The Prime Minister during a visit to the Oncology Hospital being built at Mater Dei Hospital. Photo: Matthew Mirabelli

The Prime Minister during a visit to the Oncology Hospital being built at Mater Dei Hospital. Photo: Matthew Mirabelli

Patients will not have to pay a cent for out-of-stock medicines because the government will settle the bill directly with pharmacies, Prime Minister Lawrence Gonzi said yesterday.

Through this measure, patients whose free medicines were not available from government dispensaries would not have to pay for the drugs they needed.

He was clarifying the Nationalist Party’s electoral pledge to address the problem of out-of-stock medicines, in reaction to the Labour Party’s accusation that patients would not receive full refunds for medicines.

He dismissed claims that this was a U-turn, saying this explanation would clear all doubts on the issue.

The term ‘established price’ in the PN’s electoral manifesto referred to the agreed price the Government already had with pharmaceutical providers and pharmacies.

Dr Gonzi was speaking during a visit to the Oncology Hospital currently being built on the Mater Dei Hospital site.

The new cancer hospital, spread over an area of 6,000 square metres and 24,000 square metres of floor space, is expected to be completed by early next year. It is costing €54 million, with 85 per cent of the cost being covered by EU funds.

Dr Gonzi said the project was on time and below budget, with the savings being used for the purchase of more hospital equipment.

The new hospital consists of three blocks of five storeys each. Work on the building began in 2010 and the construction phase is almost done.

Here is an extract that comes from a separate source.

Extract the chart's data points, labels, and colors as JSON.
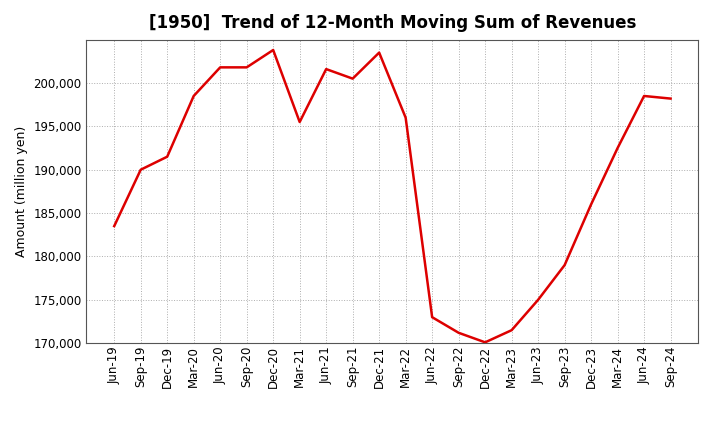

It will replace the Sir Paul Boffa cancer hospital in Floriana, which will be closed down once the new hospital is complete. It will have three linear accelerators, used for the diagnosis and treatment of cancer.

The building will be environment-friendly, covered with 120,000 square metres of photovoltaic panels for the production of clean energy, which will see savings of 140 tonnes of emissions.

The layout, colours and lighting were all chosen to help patients receiving this difficult treatment. The Oncology Centre will have a total of 96 beds, 74 of which will be for in-patients and 22 beds in the Day Care unit.

Dr Gonzi pointed out that the centre will continue to improve cancer treatment options offered by the government and will be a significant quality leap in health services in Malta.

He said this would complement the National Breast Screening Programme, which began in 2009, and the National Colorectal Screening Programme.